To improve your incident response overall, you need to take care of these vital members of your enterprise’s IT department. Here are a few suggestions on how to begin:

  • Encourage a sustainable and consistent work-life balance. If a team member needs time off, do not ask them to work from home during that time. Ensure you have any and all relevant information to handle any issues related to their position during their absence to ensure they remain undisturbed. Don’t just encourage work-life balance, make policies that facilitate it. 
  • Only mandate reasonable hours for employees. If you need employees to work unusual or demanding hours, you may want to consider stepping outside the typical 9 to 5 workday schedule. Moreover, if you need someone to be on call, make sure you compensate them fairly (including overtime or more days off). 
  • Additionally, make sure your team receives fair compensation generally, including good benefits. 
  • Encourage healthy workplace habits, such as regular breaks. 

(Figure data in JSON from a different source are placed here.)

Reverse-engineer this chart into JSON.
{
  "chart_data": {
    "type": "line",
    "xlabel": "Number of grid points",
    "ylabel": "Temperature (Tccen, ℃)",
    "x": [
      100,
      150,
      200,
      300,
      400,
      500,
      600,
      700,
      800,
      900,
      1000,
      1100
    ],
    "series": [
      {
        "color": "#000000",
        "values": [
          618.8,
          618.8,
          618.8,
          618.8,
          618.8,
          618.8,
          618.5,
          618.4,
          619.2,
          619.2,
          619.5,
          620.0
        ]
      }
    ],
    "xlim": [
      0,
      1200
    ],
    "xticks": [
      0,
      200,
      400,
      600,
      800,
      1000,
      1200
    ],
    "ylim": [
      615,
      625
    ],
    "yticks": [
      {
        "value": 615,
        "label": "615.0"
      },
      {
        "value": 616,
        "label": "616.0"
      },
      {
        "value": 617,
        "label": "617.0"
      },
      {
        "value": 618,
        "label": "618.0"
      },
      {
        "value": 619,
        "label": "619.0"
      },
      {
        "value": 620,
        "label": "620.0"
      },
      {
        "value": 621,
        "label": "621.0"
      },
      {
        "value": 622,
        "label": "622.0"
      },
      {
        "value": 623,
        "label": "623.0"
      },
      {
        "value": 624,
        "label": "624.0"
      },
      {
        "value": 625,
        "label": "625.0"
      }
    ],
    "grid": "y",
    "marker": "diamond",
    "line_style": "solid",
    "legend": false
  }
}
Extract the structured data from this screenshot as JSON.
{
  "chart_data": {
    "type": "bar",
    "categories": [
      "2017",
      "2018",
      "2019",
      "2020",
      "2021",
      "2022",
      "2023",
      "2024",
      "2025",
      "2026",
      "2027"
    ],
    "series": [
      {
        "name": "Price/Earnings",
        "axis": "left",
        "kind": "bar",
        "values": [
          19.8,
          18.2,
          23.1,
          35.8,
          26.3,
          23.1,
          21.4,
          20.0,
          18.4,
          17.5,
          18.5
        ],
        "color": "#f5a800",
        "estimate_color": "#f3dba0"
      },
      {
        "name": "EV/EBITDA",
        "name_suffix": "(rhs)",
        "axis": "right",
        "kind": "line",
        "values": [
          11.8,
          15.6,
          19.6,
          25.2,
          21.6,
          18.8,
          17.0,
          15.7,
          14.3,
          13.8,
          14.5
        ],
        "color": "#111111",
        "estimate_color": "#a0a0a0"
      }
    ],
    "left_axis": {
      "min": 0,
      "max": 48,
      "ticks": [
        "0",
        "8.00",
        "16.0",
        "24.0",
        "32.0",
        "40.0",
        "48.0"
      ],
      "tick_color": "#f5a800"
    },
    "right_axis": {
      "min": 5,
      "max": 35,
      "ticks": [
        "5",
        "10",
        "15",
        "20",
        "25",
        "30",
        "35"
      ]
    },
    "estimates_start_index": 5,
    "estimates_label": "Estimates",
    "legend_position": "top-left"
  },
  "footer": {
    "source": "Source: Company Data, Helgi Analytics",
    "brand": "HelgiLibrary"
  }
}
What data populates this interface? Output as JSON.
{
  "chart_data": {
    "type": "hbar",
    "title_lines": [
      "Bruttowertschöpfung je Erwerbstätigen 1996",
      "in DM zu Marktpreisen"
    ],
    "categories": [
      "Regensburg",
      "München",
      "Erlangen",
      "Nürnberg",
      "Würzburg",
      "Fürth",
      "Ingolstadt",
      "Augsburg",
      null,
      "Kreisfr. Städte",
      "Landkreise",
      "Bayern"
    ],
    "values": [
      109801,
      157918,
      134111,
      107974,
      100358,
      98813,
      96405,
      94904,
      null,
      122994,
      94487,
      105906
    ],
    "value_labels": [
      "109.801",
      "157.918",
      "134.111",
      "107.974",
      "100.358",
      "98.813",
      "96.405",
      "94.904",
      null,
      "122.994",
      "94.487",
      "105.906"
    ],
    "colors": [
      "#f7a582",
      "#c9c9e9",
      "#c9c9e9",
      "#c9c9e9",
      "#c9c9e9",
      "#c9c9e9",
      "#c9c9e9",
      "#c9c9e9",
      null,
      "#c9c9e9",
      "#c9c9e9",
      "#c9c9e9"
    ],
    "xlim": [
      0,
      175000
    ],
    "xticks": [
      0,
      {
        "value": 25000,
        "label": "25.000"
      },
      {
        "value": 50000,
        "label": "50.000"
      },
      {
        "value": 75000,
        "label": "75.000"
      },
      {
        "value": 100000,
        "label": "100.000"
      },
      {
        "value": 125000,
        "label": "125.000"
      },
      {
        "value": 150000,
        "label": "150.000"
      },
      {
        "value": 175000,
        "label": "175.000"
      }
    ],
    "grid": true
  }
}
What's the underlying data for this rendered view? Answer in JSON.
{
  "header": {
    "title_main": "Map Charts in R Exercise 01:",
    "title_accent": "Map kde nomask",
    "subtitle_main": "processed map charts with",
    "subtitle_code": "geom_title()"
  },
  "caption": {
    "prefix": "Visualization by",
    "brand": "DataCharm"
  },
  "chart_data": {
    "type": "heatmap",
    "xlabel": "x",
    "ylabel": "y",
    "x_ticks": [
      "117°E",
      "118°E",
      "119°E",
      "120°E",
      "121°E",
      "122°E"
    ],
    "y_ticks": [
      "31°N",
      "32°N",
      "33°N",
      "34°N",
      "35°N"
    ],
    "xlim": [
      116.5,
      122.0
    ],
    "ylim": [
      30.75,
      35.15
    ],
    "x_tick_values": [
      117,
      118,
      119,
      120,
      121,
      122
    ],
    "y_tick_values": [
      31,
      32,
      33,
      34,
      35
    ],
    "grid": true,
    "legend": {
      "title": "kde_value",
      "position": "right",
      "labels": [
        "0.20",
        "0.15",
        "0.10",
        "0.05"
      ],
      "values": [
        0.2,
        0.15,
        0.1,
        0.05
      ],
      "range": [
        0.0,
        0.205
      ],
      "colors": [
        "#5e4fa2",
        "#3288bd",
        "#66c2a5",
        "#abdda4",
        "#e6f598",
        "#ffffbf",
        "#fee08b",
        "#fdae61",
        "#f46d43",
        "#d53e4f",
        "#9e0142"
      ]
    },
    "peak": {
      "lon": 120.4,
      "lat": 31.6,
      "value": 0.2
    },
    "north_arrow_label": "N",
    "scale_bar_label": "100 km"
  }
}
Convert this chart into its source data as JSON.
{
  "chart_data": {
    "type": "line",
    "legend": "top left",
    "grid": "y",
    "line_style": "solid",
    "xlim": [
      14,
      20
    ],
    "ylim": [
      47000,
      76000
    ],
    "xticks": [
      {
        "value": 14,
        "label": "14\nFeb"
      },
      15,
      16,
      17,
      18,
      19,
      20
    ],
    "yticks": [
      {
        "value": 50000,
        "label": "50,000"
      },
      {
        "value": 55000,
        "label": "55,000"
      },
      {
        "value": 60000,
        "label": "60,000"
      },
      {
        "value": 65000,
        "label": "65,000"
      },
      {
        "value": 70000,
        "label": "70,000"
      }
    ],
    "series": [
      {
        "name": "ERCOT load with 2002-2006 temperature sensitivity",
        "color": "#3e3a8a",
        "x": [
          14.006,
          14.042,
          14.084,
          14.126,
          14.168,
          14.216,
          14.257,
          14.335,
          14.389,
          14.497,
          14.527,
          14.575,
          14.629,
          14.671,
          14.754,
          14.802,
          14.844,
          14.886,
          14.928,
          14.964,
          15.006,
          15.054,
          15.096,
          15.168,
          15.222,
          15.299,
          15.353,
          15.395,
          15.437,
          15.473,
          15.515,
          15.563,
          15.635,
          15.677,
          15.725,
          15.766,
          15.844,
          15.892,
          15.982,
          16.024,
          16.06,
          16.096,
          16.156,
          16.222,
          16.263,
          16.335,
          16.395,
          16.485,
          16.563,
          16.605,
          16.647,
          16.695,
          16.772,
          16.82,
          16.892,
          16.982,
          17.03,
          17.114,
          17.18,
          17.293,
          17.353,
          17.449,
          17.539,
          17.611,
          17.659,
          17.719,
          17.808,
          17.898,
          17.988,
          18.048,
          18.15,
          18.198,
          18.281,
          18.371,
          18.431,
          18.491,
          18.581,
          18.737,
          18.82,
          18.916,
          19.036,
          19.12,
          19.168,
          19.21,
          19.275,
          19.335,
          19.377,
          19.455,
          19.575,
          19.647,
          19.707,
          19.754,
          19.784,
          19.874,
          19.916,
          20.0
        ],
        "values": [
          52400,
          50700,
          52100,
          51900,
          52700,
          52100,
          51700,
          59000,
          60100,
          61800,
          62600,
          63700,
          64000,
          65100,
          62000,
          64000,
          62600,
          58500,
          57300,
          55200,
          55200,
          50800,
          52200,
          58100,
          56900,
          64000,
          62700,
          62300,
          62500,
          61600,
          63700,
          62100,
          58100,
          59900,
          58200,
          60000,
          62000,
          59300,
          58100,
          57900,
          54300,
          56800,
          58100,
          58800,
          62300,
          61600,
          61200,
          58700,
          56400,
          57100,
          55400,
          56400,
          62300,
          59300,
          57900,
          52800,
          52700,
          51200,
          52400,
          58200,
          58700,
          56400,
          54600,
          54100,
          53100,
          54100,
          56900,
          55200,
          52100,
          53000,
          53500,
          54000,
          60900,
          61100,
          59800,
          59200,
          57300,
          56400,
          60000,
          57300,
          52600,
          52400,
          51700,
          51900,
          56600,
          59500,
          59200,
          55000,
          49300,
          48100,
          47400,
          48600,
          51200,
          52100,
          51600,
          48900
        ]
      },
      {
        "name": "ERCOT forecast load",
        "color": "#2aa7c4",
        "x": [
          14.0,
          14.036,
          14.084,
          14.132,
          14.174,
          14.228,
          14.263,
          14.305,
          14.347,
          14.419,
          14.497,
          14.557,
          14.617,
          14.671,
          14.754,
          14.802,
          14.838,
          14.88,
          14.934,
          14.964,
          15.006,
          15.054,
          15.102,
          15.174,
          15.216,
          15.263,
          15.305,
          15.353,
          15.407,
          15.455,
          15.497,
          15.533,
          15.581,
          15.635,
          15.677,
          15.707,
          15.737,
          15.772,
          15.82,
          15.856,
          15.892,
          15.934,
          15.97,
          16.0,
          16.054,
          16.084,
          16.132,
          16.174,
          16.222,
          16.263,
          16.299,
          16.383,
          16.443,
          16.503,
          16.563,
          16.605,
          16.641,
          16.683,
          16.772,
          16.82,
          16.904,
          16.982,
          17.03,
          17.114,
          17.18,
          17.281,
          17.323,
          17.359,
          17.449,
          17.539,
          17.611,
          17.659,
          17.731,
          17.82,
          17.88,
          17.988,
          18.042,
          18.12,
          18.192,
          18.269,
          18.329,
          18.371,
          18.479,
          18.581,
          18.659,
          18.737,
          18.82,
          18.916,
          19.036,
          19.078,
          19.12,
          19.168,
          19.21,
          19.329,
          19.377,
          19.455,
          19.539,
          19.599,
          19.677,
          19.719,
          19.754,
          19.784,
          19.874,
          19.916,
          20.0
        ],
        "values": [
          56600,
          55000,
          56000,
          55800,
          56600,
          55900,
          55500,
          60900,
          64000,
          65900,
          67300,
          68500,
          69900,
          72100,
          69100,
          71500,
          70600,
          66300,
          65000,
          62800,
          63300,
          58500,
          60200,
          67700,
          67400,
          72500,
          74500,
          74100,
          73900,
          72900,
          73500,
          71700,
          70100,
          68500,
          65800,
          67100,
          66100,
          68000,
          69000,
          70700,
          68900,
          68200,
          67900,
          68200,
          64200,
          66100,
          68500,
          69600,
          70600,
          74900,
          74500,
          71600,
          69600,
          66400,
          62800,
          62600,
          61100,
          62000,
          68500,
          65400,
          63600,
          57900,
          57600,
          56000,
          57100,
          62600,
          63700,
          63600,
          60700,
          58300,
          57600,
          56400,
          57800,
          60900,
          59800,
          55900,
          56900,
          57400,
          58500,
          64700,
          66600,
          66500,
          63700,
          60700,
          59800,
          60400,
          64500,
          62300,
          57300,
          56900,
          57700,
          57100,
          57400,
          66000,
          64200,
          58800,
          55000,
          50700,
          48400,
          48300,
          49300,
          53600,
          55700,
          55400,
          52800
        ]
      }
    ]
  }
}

4. Keep Everyone Informed Of Your Incident Response Plan

Here’s a trick question: who in your enterprise is responsible for your overall cybersecurity hygiene and practices? 

Of course, the question is “everyone.” 

Every employee, IT member, and C-suite executive contributes to your overall cybersecurity and thus your incident response effectiveness. Your C-suite and cybersecurity team should spearhead your efforts, without question. However, if you truly wish to improve your incident response, you need to involve your enterprise in its entirety.

Thankfully, your enterprise can do this in a number of ways! 

First, you can make cybersecurity training a regular occurrence for your employees. These training sessions don’t have to drag on—in fact, shorter sessions occurring more frequently improve retention long-term; instead, they need to present critical threat intelligence in a digestible manner. 

Additionally, these training sessions must demonstrate proper best practices for recognizing threats and avoiding them as well as how to alert the incident response team in the event of a digital attack or phishing. This can happen even to the most conscientious employee. 

Moreover, you can enforce these training sessions in employee reviews or through rewards programs. While punishing employees for human error shouldn’t become a policy, you should make sure deliberate neglect of cybersecurity does result in consequences. On the other hand, rewards programs can encourage employees in a much more collaborative and constructive manner. 

Finally, the best way to improve your incident response efforts is to inform your employees about the incident response plan. Don’t just keep it in a binder in your Security Operations Center. Run drills with your employees, see if there are any inefficiencies, and highlight principle points of contact during a security incident. Above all, keep everyone up-to-date. 

5. Have A Solid Chain of Command and Communication

This means both an internal chain of command and communication and an enterprise-wide one in the event of a security incident. To improve your incident response, you need an IT team that knows their roles and has the capacity to carry those roles out. These include (but are certainly not limited to): 

  • Team Leader.
  • Lead Investigator.
  • Communications Lead.
  • Documentation and Timeline Lead.
  • HR and Legal Representation.
  • Threat Hunter.

Your team may have more of some positions than others. Additionally, in the event of a breach, your non-IT departments may need to become involved, such as public relations, legal, and financial. They should know how to respond in the event of a breach and who they must inform of a security incident. 

In fact, your incident response plan should also outline who in which department gets informed when and by whom. Your plan should have considerable details to ensure you handle any attack in an efficient and comprehensive manner.